I had the privilege of installing VMWare 1.0.5 on a brand new 2.6.25 kernel. I downloaded the 2.6.XX patch for vmware 1.0.4, applied the one change from asm to linux in vcpuset.h. That had worked for me before when using 1.0.5 on a 2.6.24 kernel, but today I downloaded a 2.6.25 kernel for someone and of course, someone changed something slightly, causing the vmware module (vmnet) to no longer compile. Fortunately for me, a small bit of hacking fixed it, and now I can go to bed.The function that is missing in the 2.6.26 kernel is sock_valbool_flag, which was recently made inline, so it causes a "implicit declaration of function" error when running the standard vmware-config.pl script. I saw that the function still exists in the kernel sources, but was made a static function, and moved to sock.c. So, after taking a look at the function, I figured it wouldn't hurt to simply copy it from sock.c into vmware's bridge.c and off I went. tada!

LifeType 1.2.7 released

jondaley — Sun, 30 Mar 2008 20:38:10 -0400

After a slightly hectic day yesterday, when I noticed some strange behavior on one of my servers, we released a new version of LifeType. While I am not impressed that the bug existed in the first place, I think it is pretty neat that a development fixed was released within 4 hours of the bug being discovered, and an official release within 36 hours. The last time we had a security issue, we released the fix in less than 24 hours, but it is harder on a Sunday.

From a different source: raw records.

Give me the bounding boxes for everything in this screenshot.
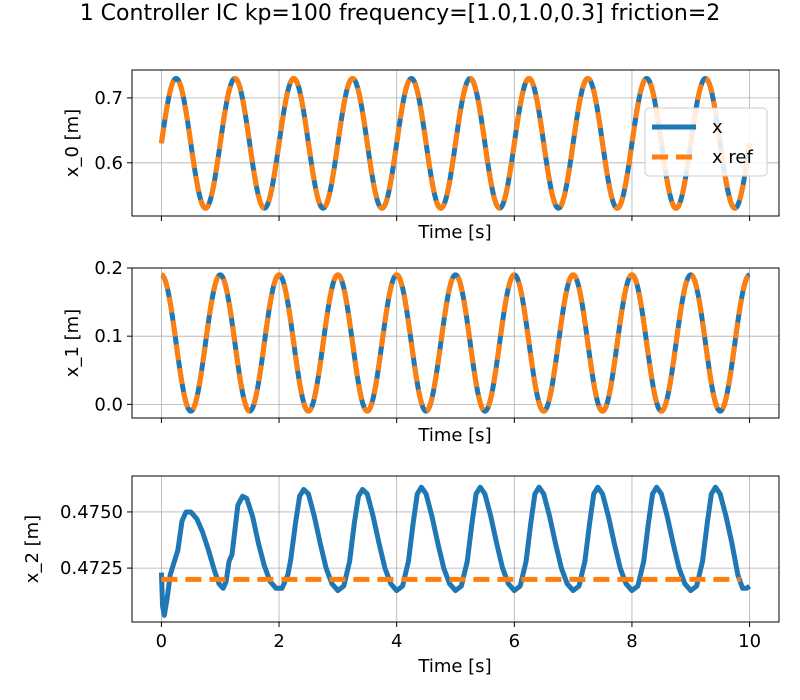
ylabel-x2: x_2 [m] <box>22 515 43 583</box>
legend-label-x: x <box>712 117 723 138</box>
ytick-label-x1: 0.1 <box>94 326 123 347</box>
xtick-label-x2: 0 <box>156 631 167 652</box>
ytick-label-x1: 0.0 <box>94 394 123 415</box>
axes-frame-x2 <box>131 475 780 623</box>
xlabel-x0: Time [s] <box>417 222 491 243</box>
series-line-x-ref-x0 <box>158 75 753 211</box>
xlabel-x1: Time [s] <box>417 425 491 446</box>
ylabel-x1: x_1 [m] <box>62 309 83 377</box>
subplot-x1: 0.0 0.1 0.2 x_1 [m] Time [s] <box>62 258 780 446</box>
xlabel-x2: Time [s] <box>417 656 491 677</box>
ytick-label-x2: 0.4725 <box>60 558 123 579</box>
series-line-x-x2 <box>158 484 752 618</box>
xtick-label-x2: 4 <box>391 631 402 652</box>
subplot-x2: 0 2 4 6 8 10 0.4725 0.4750 x_2 [m] Time [s] <box>22 475 780 677</box>
axes-frame-x1 <box>131 267 780 419</box>
ylabel-x0: x_0 [m] <box>62 109 83 177</box>
chart-title: 1 Controller IC kp=100 frequency=[1.0,1.… <box>80 1 721 26</box>
xtick-label-x2: 10 <box>738 631 761 652</box>
series-line-x-ref-x1 <box>159 272 752 414</box>
legend-label-x-ref: x ref <box>712 147 753 168</box>
xtick-label-x2: 8 <box>626 631 637 652</box>
ytick-label-x0: 0.6 <box>94 153 123 174</box>
legend: x x ref <box>644 107 768 177</box>
ytick-label-x0: 0.7 <box>94 88 123 109</box>
xtick-label-x2: 6 <box>509 631 520 652</box>
series-line-x-x1 <box>159 272 752 414</box>
axes-frame-x0 <box>131 69 780 217</box>
xtick-label-x2: 2 <box>273 631 284 652</box>
ytick-label-x2: 0.4750 <box>60 502 123 523</box>
ytick-label-x1: 0.2 <box>94 258 123 279</box>
subplot-x0: 0.6 0.7 x_0 [m] Time [s] <box>62 69 780 243</box>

The security issue itself wasn't all that interesting - we were checking a blacklist in a case-sensitive manner, and so filename.PHP was incorrectly allowed to be uploaded, and filename.php was correctly blocked.

What was interesting was what the Iranian hacker was doing once he uploaded the script. It turns out he actually uploaded the script a month ago, modified my customer's home page (just added a link to his own site) and then came back now to actually do his "real" work. My theory is that perhaps there are people who get paid $5 for every web site they figure out how to hack into, and give the URL to the payer. Then, they payer gets around to actually logging (manually) and setting up his attack. In this case, they used my customer's account to try to crash another bulletin board. They weren't trying to actually get access to it, just bring it down to be annoying. I forgot to save the name of the site they were trying to bring down, so I can't contact them to see how they fared, but like the previous spammer code I looked at, this one was also quite nifty. Some Russians distribute some PHP code that is fairly obfuscated (I almost gave up trying to figure out how it worked, but managed to finally get it unobfuscated) that prints a handy web page that allows an attacker to view information about the server, check /etc/passwd for insecure accounts, run whatever program he wants (and download the source and compile if needed), auto-update the software from the Russian site if there is an upgrade, email logs of the progress, etc.